Company profile → Company history
Inter-Corporate was founded by Randolf Richardson first as a proprietorship a few years prior to being incorporated in 1992 as the number of clients increased. The core focus has been in computer and networking technologies, including internet technology and computer networking for professional firms.
In 1991 we created a network communications product called LANTalk which was used by staff in professional firms (including some law firms) for real-time client-side communications in Novell NetWare networking environments. This application was used primarily in DOS or Windows 3.11 alongside applications like WordPerfect for short but important communications. Internet technologies such as instant messengers (like ICQ) and IRC (in particular) eventually replaced the need for this application during the mid-to-late 1990s. Throughout the 1990s we also developed a variety of other applications, including in particular:
- A program called "Officiator" for an engineering firm that automates computer tasks (it was written in assembler and relied on DESQview for multi-tasking)
- Quality Control management for a technology manufacturing firm
- Currency conversion pop-up notification application for a multi-national Fortune 500 company's Finance department that needed to communicate currency exchange rates consistently
- Inventory control, point of sale, and invoicing database-backed application for a food wholesaler (development began in the 1980s and we continued to maintain and update it in the 1990s and early 2000s)
- Inventory tracking system for a Fortune 500 beer production company
- Staff certification database application for an organization in the education sector
- Customer tracking and job estimation database application for a roofing company
- Data correction daemon that automatically recovered data files saved on network drives that were often corrupted by buggy end-user applications (which the vendor failed to correct)
- Facsimile analysis (using OCR) daemon that automatically categorized-and-sorted faxes upon arrival (only when certainty was above a 87% threshold)
- Secure video preview system for the movie industry for a special effects and 3D animation company working on various high-profile television series including Star Gate: SG-1
- Fully interactive web sites that provide customer self-management options which automatically update internal records (while also logging all changes)
- Purchase contract application that saves applications in separate datafiles used in the marine industry for nearly a decade before we upgraded it to store all contracts in a central database that also automated customer outreach and follow-up
We also started developing and hosting internet web sites experimentally in the early-to-mid 1990s, which lead to commercial web site hosting, using a variety of products and eventually settling on Apache HTTPd server after using Novell's NetWare/IntranetWare and their Web Server product. We also added Oracle 8i for some database backed web sites using the Perl programming language, but began switching from NetWare and Oracle shortly after the year 2000 to Unix (NetBSD), Apache HTTPd, and PostgreSQL (database) because Novell stopped supporting ModPerl without advance notice, which was a deal-breaker for us because we had invested a lot of development resources into Perl over the years.
Technical acumen
Although Novell's NetWare operating system had served us extremely well, and we were highly satisfied with its excellent performance and stability that hosted Web, DNS, FTP, eMail, Oracle, and a variety of other protocols and services, we eventually phased most of the NetWare systems out as we gradually moved everything over to the Unix environment - then to Debian Linux once it reached the needed maturity - and converted databases, SQL code, and stored procedures from Oracle to PostgreSQL. Oracle had also served us very well, but they announced plans to drop support for NetWare and the increased licensing fees and new licensing terms that Oracle was projecting caused us to consider other products, for which PostgreSQL more than satisfied our technical requirements in addition to being the best free and open source solution for us.

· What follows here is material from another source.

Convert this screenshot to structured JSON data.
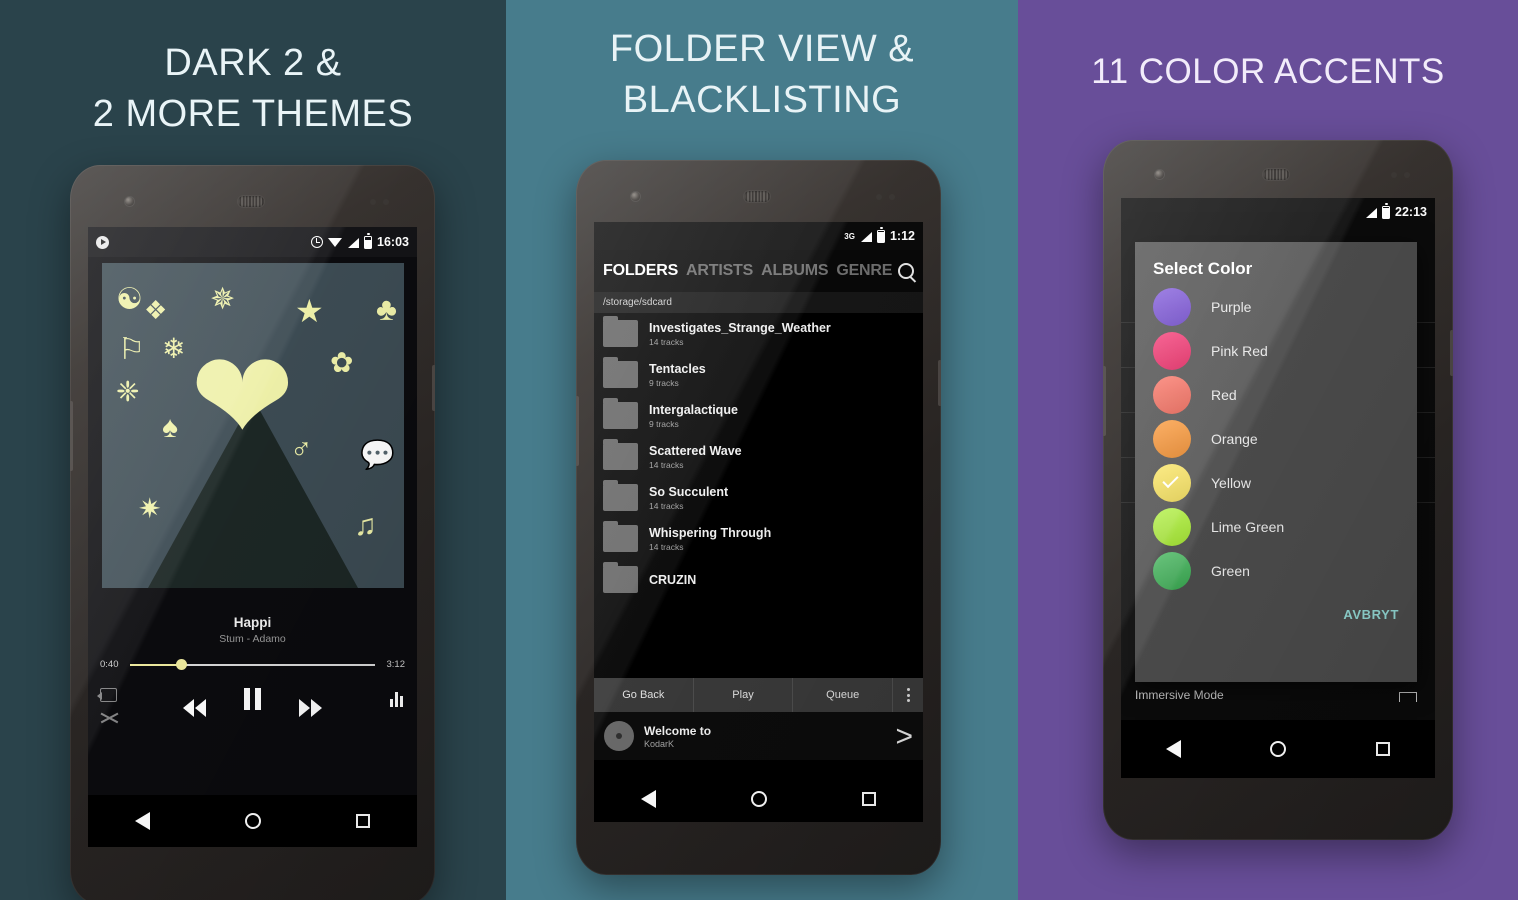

Moving from a Pentium II 233MHz CPU with 256 MBs of memory, which provided excellent performance with NetWare for many years, to multiple servers with at least 64-bit QuadCore Xeon 3.2 GHz CPUs with 8 GBs of memory highlights, in retrospect, how rapidly technology has progressed over slightly more than a decade for us, and our clients. Although virtualization is very popular and offers many wonderful features, our production servers don't virtualize anything and run directly on the hardware for maximum performance (even though the overhead from virtualization, when supported by the hardware, is minimal, it's not eliminated entirely).
Today we continue to keep up-to-date with current technologies and provide a variety of solutions, essential services, and products that cater to the needs of our clients, and with an emphasis on privacy, security, redundancy, and reliability. Some of the technologies include professional-grade eMail services, Perl and ModPerl 2, PHP, WordPress, VPNs, Virtual Servers, and so much more.